The financial toll is staggering. The global economic cost of NCDs was estimated at $30 trillion in 2010, equivalent to 48% of global GDP. These costs come from both direct medical expenses and lost productivity, as chronic illness pulls working-age adults out of the labor force. Brazil, for instance, spends an estimated $72 billion annually on NCD treatment and productivity losses. The direct cost of diabetes treatment in low- and middle-income countries is projected to reach $300 billion by 2030. For families already near the poverty line, a chronic disease diagnosis can trigger a cycle of medical debt and lost income that is difficult to escape.
Recognizing this, the United Nations Sustainable Development Goals include a specific target (SDG 3.4) to reduce premature NCD mortality by one-third by 2030 through prevention and treatment.

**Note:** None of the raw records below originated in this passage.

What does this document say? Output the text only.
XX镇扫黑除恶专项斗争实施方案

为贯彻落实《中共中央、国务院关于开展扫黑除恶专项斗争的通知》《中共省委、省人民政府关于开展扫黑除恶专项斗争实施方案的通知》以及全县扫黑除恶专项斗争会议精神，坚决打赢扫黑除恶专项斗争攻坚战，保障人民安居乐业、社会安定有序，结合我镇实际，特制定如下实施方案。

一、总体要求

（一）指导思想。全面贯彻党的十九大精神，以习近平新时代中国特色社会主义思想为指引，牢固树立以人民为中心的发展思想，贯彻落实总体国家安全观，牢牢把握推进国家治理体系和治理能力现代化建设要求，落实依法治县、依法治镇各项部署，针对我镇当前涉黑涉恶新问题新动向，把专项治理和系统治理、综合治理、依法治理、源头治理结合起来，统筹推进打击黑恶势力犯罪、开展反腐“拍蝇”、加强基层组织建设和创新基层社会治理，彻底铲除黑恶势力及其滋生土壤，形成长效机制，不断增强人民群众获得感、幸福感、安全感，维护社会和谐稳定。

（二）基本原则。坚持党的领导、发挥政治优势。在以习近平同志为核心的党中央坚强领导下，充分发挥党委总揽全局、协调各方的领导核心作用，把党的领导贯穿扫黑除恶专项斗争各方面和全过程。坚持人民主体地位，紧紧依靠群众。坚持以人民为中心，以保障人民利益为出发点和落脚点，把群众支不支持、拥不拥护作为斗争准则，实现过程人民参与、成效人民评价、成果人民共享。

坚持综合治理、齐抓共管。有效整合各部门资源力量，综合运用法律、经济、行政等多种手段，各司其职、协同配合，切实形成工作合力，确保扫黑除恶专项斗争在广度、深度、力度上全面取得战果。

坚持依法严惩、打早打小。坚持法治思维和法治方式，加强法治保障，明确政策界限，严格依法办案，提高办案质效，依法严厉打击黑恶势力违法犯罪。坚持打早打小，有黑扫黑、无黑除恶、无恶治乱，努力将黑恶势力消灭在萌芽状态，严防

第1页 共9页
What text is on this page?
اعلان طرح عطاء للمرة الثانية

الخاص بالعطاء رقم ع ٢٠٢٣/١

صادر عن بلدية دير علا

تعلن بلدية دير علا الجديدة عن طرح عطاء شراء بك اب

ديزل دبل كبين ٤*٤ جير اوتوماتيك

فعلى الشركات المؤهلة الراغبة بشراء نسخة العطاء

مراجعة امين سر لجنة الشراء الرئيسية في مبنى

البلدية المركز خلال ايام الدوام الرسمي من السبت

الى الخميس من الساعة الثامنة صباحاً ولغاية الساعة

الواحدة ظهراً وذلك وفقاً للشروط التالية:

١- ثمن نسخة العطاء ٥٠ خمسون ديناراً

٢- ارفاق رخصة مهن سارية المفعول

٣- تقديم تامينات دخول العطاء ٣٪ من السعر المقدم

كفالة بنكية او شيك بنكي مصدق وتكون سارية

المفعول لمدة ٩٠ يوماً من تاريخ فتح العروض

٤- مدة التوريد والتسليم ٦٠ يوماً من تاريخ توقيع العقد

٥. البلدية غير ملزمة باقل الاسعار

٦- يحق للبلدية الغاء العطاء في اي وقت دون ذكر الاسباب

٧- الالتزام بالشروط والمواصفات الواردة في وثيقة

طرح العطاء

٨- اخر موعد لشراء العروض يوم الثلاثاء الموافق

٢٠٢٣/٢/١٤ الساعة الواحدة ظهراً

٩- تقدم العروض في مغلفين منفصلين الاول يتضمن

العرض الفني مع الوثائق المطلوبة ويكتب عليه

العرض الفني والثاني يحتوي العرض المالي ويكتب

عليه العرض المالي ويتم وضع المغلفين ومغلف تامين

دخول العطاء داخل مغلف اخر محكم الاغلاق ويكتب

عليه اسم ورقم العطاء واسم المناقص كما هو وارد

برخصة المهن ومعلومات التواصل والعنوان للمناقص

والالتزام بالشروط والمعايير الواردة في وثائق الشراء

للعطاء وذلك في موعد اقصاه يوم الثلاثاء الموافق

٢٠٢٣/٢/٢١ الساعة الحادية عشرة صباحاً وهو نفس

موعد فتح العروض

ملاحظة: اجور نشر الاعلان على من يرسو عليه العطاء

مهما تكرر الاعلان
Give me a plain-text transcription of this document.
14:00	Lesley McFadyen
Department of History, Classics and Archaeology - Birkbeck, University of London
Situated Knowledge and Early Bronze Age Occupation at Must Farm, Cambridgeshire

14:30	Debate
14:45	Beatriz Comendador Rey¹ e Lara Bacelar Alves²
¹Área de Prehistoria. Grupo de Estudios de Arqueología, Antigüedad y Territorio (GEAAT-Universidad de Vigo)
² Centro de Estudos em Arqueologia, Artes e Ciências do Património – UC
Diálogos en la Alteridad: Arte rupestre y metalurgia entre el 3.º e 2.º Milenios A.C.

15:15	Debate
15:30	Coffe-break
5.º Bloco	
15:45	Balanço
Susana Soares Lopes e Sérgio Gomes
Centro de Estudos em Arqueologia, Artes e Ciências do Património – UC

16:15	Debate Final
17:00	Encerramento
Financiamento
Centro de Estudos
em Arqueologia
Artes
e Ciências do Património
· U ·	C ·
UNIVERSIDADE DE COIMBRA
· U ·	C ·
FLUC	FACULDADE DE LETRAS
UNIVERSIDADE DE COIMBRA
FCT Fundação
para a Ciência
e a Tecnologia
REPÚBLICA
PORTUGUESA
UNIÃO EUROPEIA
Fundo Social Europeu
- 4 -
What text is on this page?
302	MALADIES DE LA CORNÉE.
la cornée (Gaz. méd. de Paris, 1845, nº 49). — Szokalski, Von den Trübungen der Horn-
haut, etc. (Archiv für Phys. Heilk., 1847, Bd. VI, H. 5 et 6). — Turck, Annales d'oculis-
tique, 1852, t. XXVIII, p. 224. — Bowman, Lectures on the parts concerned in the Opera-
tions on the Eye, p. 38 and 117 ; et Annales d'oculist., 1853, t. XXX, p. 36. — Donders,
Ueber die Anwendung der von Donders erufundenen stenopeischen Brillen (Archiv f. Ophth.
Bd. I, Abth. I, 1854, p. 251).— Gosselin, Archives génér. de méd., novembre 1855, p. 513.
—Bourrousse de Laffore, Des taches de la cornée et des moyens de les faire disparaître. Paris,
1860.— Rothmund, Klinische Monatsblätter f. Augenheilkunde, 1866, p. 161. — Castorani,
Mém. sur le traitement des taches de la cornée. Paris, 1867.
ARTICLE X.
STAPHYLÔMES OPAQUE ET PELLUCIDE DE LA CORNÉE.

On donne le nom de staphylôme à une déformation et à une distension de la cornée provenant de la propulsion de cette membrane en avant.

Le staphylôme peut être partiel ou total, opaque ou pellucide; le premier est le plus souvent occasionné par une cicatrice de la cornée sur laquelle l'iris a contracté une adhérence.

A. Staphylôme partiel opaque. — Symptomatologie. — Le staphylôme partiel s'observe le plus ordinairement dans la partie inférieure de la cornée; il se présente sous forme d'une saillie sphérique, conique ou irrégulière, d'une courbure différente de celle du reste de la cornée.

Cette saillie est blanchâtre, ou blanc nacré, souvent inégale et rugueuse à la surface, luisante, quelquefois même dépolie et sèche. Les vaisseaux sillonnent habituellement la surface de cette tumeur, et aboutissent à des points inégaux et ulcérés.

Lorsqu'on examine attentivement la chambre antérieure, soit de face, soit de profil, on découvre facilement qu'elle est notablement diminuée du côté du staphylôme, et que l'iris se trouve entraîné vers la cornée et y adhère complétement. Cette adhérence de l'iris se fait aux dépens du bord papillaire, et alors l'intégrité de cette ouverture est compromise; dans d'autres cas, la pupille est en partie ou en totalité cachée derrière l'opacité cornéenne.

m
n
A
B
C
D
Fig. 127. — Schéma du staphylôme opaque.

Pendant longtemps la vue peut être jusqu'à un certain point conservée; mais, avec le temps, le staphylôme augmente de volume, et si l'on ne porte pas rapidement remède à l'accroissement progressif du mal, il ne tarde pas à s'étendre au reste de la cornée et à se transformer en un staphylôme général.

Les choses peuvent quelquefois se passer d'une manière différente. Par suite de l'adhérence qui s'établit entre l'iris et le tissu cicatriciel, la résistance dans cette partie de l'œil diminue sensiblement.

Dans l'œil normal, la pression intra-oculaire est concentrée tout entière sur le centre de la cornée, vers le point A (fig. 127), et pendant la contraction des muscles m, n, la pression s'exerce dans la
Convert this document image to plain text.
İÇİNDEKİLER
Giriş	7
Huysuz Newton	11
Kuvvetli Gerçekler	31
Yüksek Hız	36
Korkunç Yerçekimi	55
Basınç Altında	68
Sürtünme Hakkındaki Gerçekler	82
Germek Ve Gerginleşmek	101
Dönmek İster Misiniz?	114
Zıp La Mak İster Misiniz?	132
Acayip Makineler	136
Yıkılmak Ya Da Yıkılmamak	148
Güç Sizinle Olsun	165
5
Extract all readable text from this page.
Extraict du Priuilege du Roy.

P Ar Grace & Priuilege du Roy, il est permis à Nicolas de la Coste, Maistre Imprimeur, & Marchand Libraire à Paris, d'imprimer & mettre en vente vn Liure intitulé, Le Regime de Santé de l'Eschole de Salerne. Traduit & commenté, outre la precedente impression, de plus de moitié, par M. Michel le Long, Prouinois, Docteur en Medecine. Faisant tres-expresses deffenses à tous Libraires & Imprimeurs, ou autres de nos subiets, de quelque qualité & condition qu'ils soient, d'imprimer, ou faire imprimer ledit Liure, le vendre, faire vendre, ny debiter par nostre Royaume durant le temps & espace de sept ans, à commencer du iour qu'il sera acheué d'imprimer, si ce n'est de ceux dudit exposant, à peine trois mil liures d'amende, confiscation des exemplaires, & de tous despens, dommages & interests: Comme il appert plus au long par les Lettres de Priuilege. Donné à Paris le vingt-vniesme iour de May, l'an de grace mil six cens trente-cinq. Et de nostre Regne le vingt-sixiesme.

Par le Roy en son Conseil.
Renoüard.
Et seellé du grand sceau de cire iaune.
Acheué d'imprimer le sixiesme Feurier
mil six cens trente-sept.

Policy-Level Prevention Strategies
The WHO has identified 16 “best buy” interventions considered cost-effective and feasible in all settings. These are population-level policies rather than individual medical treatments. For tobacco, they include higher taxes on cigarettes, bans on advertising, plain packaging with graphic health warnings, and smoke-free laws. For alcohol, the recommended measures are restricting physical availability, banning or restricting advertising, and raising excise taxes.
Dietary interventions focus on national policies to reduce salt intake and limit saturated and trans fats in the food supply. Physical activity measures emphasize public awareness campaigns. On the clinical side, the best buys include ensuring access to primary health care, national NCD treatment guidelines, and affordable drug therapy for people at high risk of heart attacks and strokes. These interventions are designed to work at scale, shifting risk across entire populations rather than relying solely on individual behavior change.